Elsewhere, Anisse Gross writes for the New Yorker about the Glass backlash, bringing up the “Walkman effect,” and how wearing headphones in public came to be viewed as OK. Glass is still so new; might its users eventually adopt unspoken rules that will pave the way for its acceptance?
Finally, TechCrunch’s Kim-Mai Cutler has written a well-received comprehensive look at San Francisco’s housing crisis. Rising prices and evictions and income inequity amid a tech boom in that city have fueled the protests. It’s a long read, because — and here’s the main point — it’s easy to blame tech, but the issue is complicated and involves many factors.
Among them: San Francisco’s economics meant it felt it had to offer tax breaks — against which there was a Tax Day protest Tuesday — to companies such as Twitter. And she points out that lest we’ve forgotten, part of what has made housing in Silicon Valley and the Bay Area so expensive is its ability to create jobs, foster and inspire innovation.

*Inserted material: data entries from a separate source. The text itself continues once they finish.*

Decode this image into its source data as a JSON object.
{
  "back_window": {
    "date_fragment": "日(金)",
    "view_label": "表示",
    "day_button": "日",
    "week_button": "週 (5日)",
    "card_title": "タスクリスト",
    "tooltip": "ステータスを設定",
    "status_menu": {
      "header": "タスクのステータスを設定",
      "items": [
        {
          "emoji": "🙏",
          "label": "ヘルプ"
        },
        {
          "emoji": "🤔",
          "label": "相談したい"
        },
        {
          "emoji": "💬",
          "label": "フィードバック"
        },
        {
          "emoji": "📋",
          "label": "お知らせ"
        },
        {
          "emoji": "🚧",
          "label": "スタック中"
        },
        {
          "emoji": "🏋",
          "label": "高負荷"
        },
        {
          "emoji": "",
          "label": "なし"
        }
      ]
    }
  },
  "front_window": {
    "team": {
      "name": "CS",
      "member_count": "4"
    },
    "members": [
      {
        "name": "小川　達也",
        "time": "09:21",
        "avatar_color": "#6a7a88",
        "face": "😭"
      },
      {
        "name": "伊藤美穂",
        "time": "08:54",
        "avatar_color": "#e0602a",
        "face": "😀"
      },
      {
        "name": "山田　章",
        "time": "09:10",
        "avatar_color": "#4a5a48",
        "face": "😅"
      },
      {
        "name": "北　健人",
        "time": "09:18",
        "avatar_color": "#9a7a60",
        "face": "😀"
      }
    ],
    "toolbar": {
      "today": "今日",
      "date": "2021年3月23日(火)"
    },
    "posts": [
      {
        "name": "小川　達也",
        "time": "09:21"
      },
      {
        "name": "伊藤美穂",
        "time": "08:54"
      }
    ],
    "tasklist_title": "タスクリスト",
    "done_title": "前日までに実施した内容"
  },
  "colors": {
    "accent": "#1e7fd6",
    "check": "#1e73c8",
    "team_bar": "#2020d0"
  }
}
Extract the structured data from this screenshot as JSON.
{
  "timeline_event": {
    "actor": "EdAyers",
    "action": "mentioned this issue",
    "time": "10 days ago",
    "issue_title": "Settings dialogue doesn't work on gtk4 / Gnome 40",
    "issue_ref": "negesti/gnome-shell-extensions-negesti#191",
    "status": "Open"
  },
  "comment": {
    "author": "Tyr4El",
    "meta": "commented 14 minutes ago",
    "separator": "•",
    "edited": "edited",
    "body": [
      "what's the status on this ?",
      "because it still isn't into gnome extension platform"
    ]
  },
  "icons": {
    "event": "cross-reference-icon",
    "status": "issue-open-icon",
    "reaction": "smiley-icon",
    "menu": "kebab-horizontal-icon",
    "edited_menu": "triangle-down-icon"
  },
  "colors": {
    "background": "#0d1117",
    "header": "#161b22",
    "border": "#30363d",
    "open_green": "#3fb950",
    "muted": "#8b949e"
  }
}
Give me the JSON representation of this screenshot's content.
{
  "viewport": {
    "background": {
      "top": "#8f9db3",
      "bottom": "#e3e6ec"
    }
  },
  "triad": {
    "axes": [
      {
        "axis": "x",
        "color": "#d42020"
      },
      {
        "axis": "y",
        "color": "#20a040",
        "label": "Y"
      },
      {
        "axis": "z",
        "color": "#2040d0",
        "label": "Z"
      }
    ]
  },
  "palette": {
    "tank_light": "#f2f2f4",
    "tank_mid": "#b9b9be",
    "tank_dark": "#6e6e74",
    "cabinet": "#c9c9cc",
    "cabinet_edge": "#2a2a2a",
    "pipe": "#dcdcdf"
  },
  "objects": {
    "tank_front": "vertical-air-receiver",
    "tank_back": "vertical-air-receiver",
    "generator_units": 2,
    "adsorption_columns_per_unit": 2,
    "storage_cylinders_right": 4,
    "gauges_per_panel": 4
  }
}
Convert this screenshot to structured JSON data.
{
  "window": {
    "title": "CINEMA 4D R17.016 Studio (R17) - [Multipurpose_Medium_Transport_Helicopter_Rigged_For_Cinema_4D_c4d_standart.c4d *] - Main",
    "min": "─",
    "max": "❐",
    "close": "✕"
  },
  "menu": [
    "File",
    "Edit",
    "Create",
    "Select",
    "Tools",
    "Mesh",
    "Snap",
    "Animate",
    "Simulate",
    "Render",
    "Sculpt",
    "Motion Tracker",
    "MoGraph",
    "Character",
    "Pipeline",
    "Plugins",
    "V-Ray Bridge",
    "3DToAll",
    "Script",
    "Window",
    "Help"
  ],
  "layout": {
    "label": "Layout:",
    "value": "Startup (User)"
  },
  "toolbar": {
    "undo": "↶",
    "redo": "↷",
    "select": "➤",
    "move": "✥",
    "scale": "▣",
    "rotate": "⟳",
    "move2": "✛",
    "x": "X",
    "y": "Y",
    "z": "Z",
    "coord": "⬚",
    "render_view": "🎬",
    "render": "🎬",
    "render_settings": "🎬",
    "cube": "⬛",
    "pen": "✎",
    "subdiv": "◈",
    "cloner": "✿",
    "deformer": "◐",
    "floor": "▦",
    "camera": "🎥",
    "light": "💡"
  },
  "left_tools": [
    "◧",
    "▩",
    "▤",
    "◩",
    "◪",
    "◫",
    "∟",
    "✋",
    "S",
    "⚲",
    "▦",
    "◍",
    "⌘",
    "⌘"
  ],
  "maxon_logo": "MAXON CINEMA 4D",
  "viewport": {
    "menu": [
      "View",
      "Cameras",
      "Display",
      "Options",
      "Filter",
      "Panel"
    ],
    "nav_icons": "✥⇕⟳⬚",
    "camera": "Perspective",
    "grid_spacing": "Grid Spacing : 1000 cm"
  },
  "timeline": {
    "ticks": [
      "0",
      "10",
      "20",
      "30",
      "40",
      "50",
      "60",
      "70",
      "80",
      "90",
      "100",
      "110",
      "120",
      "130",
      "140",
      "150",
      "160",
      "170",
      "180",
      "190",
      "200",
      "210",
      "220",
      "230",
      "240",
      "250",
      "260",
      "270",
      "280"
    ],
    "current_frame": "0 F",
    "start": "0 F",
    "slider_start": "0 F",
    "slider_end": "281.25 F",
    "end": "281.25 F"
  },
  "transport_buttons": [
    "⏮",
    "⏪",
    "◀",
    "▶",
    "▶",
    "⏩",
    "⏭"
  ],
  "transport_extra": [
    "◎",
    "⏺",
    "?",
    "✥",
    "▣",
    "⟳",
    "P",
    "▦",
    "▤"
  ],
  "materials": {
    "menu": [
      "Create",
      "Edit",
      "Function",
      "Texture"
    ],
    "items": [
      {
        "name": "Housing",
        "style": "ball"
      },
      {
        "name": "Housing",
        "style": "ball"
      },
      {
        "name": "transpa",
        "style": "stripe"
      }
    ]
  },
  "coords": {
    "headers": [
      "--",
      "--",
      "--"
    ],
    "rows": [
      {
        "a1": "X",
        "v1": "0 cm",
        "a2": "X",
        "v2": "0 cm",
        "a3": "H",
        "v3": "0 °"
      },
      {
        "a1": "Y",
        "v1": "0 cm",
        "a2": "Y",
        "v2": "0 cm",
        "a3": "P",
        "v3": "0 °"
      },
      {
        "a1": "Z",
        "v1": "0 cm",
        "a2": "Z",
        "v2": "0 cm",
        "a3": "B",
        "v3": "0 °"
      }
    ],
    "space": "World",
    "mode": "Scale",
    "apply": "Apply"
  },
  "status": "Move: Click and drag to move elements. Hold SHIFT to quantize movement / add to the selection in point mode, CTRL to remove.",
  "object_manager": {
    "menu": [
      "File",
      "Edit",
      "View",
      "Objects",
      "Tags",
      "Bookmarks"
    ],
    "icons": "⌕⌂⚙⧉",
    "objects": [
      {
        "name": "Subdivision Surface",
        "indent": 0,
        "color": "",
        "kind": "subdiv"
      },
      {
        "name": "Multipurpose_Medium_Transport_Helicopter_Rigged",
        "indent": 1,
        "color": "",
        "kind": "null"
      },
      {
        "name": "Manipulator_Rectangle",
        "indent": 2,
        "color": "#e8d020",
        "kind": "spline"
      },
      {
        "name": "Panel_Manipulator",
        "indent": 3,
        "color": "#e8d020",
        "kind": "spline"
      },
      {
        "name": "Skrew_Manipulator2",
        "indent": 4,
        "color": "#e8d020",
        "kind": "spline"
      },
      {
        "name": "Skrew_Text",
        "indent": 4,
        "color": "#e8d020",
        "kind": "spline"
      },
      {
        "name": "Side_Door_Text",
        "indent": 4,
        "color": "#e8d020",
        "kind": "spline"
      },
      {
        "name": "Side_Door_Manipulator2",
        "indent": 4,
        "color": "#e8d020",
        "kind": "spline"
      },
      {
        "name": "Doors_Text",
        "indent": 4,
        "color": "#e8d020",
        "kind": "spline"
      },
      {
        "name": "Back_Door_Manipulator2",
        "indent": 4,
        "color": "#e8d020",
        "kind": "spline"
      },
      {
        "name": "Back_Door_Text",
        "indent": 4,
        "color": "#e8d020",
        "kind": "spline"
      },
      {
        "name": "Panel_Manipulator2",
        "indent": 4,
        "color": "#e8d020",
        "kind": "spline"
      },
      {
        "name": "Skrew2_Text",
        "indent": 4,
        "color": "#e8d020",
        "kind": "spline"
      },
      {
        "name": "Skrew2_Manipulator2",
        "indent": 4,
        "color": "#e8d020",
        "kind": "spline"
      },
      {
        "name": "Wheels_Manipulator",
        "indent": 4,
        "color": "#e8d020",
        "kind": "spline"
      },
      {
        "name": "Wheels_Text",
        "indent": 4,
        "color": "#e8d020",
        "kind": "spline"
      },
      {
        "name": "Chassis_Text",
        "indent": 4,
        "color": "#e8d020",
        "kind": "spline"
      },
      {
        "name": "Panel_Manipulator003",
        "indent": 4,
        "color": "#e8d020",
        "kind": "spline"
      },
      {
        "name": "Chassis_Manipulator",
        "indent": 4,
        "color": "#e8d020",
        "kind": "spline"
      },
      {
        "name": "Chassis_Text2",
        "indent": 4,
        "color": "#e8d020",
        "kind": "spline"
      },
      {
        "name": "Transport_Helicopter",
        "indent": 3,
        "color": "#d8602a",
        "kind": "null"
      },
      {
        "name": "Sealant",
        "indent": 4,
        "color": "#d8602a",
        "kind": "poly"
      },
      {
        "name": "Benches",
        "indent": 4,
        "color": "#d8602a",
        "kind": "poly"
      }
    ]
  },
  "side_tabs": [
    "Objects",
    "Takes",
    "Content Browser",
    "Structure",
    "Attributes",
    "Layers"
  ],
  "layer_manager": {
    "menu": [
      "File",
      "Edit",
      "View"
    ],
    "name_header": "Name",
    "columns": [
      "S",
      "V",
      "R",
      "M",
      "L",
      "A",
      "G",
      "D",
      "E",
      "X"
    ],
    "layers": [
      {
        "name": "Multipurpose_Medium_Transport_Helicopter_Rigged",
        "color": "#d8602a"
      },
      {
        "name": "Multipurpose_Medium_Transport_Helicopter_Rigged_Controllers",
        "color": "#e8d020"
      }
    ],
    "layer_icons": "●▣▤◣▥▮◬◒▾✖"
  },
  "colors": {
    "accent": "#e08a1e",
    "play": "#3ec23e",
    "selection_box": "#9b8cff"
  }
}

This is why people want to live here.
There’s lots of good stuff in Cutler’s admittedly long piece, but my favorite line might be her addressing the perception of techies as holier-than-though libertarians: “The tech leadership of this generation doesn’t have a reflexive anti-tax orientation like that of the Reagan era. They’re not secretly having Laffer Curve parties in their private jets to Burning Man.”